However, each person needs a different dose, and if you receive a dose that is too high for you, your anaesthetist may need to take measures to ensure that your heart and breathing receive the necessary support.

If you have any further questions on the use of this medicine, ask your doctor, pharmacist or nurse.

4. Possible side effects

Like all medicines, this medicine can cause side effects, although not everybody gets them.

Side effects that may occur during anaesthesia

The following side effects may occur during anaesthesia (while you are being given the injection or when you are drowsy or asleep). Your doctor will be watching for them. If they occur, your doctor will give you the necessary treatment.

Very common (may affect more than 1 in 10 people)

• Pain at the injection site (while the injection is being given, before you fall asleep).

Common (may affect up to 1 in 10 people)

• Slow or fast heart beats.
• Low blood pressure.
• Changes in breathing pattern (low breathing frequency, respiratory arrest).
• Hiccup.
• Cough (may also occur when waking up).

Uncommon (may affect up to 1 in 100 people)

• Swelling and redness or blood clots in the vein along the injection site.

Rare (may affect up to 1 in 1,000 people)

• Muscle twitching and body shaking, or a seizure (may also occur when waking up).

Very rare (may affect up to 1 in 10,000 people)

• Severe allergic reaction causing difficulty breathing, swollen and red skin, flushing. Fluid accumulation in the lungs that can make you very short of breath (may also occur when waking up).
• Unusual urine colour (may also occur when waking up).

Frequency not known (cannot be estimated from the available data)

• Involuntary movements.
• Severe skin and tissue reaction after accidental application outside the vein.
• Prolonged, often painful erection (priapism).

Side effects that may occur after anaesthesia

The following side effects may occur after anaesthesia (when you are waking up or after you have woken up).

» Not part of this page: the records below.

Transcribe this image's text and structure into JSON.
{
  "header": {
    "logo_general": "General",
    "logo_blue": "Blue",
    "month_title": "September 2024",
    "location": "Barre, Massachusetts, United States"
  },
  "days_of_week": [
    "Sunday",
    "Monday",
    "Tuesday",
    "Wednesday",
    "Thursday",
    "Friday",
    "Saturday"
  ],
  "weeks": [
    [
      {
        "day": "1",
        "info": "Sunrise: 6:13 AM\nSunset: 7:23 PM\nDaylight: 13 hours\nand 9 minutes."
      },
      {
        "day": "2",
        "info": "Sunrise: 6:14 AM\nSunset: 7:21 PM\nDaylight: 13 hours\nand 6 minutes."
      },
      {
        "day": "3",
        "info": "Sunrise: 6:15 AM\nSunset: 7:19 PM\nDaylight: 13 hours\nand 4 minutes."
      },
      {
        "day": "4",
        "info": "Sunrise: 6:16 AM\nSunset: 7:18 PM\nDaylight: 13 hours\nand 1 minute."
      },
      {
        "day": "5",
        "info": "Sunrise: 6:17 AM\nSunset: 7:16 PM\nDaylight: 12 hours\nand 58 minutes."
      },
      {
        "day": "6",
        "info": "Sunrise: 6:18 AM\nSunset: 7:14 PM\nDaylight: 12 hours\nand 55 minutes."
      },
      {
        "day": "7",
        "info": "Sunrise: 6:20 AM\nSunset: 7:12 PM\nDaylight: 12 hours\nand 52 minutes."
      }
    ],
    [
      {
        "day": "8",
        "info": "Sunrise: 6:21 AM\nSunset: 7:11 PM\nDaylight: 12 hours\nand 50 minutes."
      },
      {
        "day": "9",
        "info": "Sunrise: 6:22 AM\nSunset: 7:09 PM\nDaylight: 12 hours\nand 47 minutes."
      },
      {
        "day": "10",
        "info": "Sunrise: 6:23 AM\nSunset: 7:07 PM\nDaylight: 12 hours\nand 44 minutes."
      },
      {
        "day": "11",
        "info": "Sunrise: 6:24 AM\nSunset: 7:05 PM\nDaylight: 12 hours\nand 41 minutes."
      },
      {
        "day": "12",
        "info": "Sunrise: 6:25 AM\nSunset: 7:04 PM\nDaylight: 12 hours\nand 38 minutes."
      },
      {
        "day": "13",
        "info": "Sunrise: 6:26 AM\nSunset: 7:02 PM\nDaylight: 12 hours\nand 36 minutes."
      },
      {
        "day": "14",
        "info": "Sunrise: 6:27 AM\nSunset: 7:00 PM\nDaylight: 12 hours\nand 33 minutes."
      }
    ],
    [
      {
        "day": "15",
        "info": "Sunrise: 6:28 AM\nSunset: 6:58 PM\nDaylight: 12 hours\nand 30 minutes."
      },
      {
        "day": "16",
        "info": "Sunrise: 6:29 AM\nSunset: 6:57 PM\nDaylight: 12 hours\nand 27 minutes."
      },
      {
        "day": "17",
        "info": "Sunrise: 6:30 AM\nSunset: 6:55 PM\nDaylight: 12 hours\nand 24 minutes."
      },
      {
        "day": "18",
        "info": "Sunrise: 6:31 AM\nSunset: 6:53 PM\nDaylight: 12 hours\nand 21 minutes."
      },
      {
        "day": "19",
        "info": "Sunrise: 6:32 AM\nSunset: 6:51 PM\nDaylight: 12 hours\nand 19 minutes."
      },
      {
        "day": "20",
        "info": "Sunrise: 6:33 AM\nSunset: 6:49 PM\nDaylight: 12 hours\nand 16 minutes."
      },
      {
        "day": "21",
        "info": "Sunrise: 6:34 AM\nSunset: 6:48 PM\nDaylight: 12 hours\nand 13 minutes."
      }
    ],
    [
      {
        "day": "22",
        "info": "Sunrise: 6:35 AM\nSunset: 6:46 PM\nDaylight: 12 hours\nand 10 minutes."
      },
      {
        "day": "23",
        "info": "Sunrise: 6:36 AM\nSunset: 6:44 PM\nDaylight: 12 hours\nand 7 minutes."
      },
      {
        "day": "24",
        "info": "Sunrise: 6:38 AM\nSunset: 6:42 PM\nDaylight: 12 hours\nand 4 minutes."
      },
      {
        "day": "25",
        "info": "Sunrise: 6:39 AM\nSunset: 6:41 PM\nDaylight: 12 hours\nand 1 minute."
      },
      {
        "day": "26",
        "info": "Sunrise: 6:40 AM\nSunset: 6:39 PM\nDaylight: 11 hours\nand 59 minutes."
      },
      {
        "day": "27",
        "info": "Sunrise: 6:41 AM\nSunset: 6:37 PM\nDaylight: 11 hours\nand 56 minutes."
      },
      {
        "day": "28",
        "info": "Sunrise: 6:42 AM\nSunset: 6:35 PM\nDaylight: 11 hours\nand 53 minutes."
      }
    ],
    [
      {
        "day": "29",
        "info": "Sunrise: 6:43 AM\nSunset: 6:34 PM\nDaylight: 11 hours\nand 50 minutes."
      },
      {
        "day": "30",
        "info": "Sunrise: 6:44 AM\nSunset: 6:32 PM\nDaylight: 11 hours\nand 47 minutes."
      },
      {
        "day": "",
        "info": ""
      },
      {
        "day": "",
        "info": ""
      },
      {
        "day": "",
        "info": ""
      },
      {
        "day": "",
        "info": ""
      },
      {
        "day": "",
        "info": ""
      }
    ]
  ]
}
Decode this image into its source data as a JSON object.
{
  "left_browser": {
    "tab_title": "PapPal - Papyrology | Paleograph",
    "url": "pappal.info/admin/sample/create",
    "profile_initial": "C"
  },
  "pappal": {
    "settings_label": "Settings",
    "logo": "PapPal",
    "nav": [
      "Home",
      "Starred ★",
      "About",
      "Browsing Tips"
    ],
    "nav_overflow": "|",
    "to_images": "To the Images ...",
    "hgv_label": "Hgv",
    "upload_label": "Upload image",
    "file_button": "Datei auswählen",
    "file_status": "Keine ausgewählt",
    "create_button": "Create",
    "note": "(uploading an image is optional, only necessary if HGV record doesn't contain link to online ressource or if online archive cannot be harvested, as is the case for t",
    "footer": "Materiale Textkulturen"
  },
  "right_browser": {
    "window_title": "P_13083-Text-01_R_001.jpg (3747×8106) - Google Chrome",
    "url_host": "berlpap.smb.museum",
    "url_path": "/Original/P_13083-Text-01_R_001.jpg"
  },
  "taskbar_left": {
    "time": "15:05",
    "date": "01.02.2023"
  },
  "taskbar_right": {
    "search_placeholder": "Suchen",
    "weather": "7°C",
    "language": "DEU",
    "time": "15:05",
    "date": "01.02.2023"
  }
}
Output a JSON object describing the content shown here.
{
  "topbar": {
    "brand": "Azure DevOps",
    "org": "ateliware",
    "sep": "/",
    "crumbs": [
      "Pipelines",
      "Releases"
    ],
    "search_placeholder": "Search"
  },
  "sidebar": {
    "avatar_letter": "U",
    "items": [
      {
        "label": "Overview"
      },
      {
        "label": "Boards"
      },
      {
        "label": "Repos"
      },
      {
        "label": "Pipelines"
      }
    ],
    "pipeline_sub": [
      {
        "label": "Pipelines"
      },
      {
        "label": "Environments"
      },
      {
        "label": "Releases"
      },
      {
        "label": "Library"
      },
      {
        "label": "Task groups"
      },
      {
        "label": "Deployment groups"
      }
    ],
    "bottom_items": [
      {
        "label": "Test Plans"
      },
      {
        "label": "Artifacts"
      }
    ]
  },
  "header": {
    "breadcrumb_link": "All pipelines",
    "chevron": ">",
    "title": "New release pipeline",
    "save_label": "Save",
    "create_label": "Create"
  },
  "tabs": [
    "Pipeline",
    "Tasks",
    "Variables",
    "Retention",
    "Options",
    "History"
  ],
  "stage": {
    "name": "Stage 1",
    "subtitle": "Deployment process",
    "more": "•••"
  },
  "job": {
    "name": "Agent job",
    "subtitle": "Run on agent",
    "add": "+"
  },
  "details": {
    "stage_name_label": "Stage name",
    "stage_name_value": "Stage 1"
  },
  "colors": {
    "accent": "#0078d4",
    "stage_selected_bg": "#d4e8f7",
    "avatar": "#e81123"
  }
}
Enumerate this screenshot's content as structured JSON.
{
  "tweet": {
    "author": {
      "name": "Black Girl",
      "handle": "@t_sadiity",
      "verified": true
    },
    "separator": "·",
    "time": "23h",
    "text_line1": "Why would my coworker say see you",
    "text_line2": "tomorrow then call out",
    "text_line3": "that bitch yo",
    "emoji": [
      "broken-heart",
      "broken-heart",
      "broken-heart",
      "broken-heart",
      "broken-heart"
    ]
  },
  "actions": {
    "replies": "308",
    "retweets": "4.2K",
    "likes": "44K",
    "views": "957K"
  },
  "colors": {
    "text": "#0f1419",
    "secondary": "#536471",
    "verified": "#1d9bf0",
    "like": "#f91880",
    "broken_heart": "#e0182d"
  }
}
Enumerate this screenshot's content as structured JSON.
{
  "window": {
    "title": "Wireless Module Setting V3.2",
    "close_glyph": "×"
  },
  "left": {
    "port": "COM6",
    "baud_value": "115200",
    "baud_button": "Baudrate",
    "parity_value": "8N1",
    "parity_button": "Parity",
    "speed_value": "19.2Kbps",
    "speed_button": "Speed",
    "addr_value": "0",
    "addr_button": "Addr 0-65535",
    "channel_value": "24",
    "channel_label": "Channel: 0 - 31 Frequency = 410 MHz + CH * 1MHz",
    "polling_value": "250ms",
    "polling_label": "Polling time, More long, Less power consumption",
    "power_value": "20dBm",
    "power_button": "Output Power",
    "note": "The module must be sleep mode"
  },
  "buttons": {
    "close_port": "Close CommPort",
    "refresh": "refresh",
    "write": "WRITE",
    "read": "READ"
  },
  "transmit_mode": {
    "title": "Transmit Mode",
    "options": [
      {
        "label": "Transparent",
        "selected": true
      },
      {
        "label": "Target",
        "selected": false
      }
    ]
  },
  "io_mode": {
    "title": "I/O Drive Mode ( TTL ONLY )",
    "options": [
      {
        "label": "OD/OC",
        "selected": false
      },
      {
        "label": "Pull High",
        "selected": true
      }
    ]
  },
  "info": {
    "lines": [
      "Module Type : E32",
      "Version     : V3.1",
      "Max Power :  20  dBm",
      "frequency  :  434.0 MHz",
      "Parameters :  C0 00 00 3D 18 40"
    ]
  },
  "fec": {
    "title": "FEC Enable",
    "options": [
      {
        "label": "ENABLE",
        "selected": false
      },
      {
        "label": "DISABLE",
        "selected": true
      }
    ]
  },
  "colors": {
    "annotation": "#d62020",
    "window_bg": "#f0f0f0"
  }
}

Common (may affect up to 1 in 10 people)

• Headache.
• Feeling sick (nausea), being sick (vomiting).
• Cough.

Rare (may affect up to 1 in 1,000 people)

• Dizziness, shivering and feeling cold.
• Excitement.

Very rare (may affect up to 1 in 10,000 people)

• Being unconscious after the operation (when this has occurred, patients have recovered without problems).
• Pancreatitis (inflammation of the pancreas) causing severe stomach pain (a causal relationship has not been established).
• Post-operative fever.

Frequency not known (cannot be estimated from the available data)

• Feeling of euphoria.
• Feeling of sexual excitement.
• Irregular heart beats.
• Changes in ECG (ECG type Brugada).
• Increased liver size.
• Kidney failure.
• Breakdown of muscle cells (rhabdomyolysis), increased blood acidity, high levels of potassium and fat in the blood, heart failure.
• Drug abuse, especially by healthcare professionals.
• Prolonged, often painful erection (priapism).
• Hepatitis (inflammation of the liver), acute liver failure (symptoms may include yellowing of the skin and eyes, itching, dark urine, stomach pain and sensitivity of the liver (indicated by pain below the front of the ribcage on the right side), sometimes with loss of appetite).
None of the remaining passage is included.